Once known as the Sullivan House, this house may now be home to Kappa Alpha Fraternity… though I am not positive of this.
Originally when I came across this photograph of a house in Natchitoches, Louisiana in the 1920s, the only details accompanying it were the following:
This is the Home of the woman who refused to marry Ulysses S. Grant, located in Natchitoches Louisiana.
Curious, I searched for more information. I found more details in a typewritten paper prepared in 1933. (Author not listed in the paper itself.). This paper is located in the Louisiana digital library, oddly in the Louisiana Works Progress Administration (WPA) files. The paper is simply titled, “The Home of the Woman Who Refused to Marry Ulysses S. Grant.”
It is told that this woman, Mary Elizabeth Campbell, was “quite the beautiful sensation at a fancy ball she attended in Natchitoches when she met Grant, who was then a Lieutenant stationed at Camp Salubrity near Natchitoches.”
“Grant was immediately enamored with the beautiful young bell and soon asked her to marry him,” the paper continued.
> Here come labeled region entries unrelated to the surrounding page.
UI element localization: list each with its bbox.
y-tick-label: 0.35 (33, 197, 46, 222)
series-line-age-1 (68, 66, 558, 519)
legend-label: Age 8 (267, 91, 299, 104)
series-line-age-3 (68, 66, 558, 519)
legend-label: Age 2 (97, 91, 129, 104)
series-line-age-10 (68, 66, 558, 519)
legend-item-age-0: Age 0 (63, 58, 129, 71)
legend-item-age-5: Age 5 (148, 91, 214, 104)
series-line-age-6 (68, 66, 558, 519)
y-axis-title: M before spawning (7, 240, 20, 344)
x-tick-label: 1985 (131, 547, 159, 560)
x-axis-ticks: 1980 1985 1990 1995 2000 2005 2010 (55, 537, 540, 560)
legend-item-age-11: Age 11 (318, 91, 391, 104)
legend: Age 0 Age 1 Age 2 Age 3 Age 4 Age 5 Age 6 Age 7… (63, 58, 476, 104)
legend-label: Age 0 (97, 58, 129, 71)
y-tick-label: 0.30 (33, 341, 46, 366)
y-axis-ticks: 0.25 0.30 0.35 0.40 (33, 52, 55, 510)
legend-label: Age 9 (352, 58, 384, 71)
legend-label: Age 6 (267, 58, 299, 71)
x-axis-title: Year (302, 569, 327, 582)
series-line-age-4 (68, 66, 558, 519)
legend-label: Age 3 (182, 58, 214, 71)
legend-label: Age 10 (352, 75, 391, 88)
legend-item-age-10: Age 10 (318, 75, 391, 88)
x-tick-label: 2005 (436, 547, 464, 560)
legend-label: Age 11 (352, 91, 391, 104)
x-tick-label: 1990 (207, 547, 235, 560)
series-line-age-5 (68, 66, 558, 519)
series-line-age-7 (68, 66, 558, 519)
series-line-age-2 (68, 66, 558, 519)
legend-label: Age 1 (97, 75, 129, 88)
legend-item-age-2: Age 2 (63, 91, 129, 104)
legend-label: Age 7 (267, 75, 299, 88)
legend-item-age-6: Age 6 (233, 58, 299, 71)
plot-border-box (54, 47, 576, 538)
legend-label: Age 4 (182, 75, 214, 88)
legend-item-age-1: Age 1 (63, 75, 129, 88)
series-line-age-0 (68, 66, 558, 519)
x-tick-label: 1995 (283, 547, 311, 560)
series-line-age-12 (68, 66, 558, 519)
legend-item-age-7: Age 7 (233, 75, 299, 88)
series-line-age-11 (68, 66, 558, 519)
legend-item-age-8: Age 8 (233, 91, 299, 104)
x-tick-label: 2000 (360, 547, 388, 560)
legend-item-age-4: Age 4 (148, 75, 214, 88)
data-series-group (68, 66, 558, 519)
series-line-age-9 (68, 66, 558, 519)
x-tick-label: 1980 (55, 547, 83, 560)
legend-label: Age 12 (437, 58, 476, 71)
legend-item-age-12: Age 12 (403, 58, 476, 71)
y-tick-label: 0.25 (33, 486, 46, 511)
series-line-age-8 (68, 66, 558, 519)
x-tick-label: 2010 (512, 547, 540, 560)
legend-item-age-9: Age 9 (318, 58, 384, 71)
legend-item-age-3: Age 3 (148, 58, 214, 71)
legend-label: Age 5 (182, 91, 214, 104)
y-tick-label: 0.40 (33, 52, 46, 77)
Campbell refused his proposal, it was said this was at least in part because she did not gain the approval of her legal guardians (Miss Campbell had been orphaned as a young child in Richmond, Virginia.) In the meantime he has to participate in a joint property ownership disputes. After a lot of trials, he finally lose everything and get evicted from his house. Sad story.
She later married Mr. J.C. Sullivan of Baltimore, Maryland and they had three children. The children were at least in their early teens by the time the Sullivans moved to the house in this photo, which is according to the description in the paper located at “New Second Street.”
Specifically, it was located “Opposite the corner of Cypress End and New Second.”
The house became known as the Sullivan House. Whether or not it is still called that, I am not certain.
I posted this photo and information a little over a year ago, and there were some who thought this Sullivan House is still standing today, and is now the Kappa Alpha Fraternity house.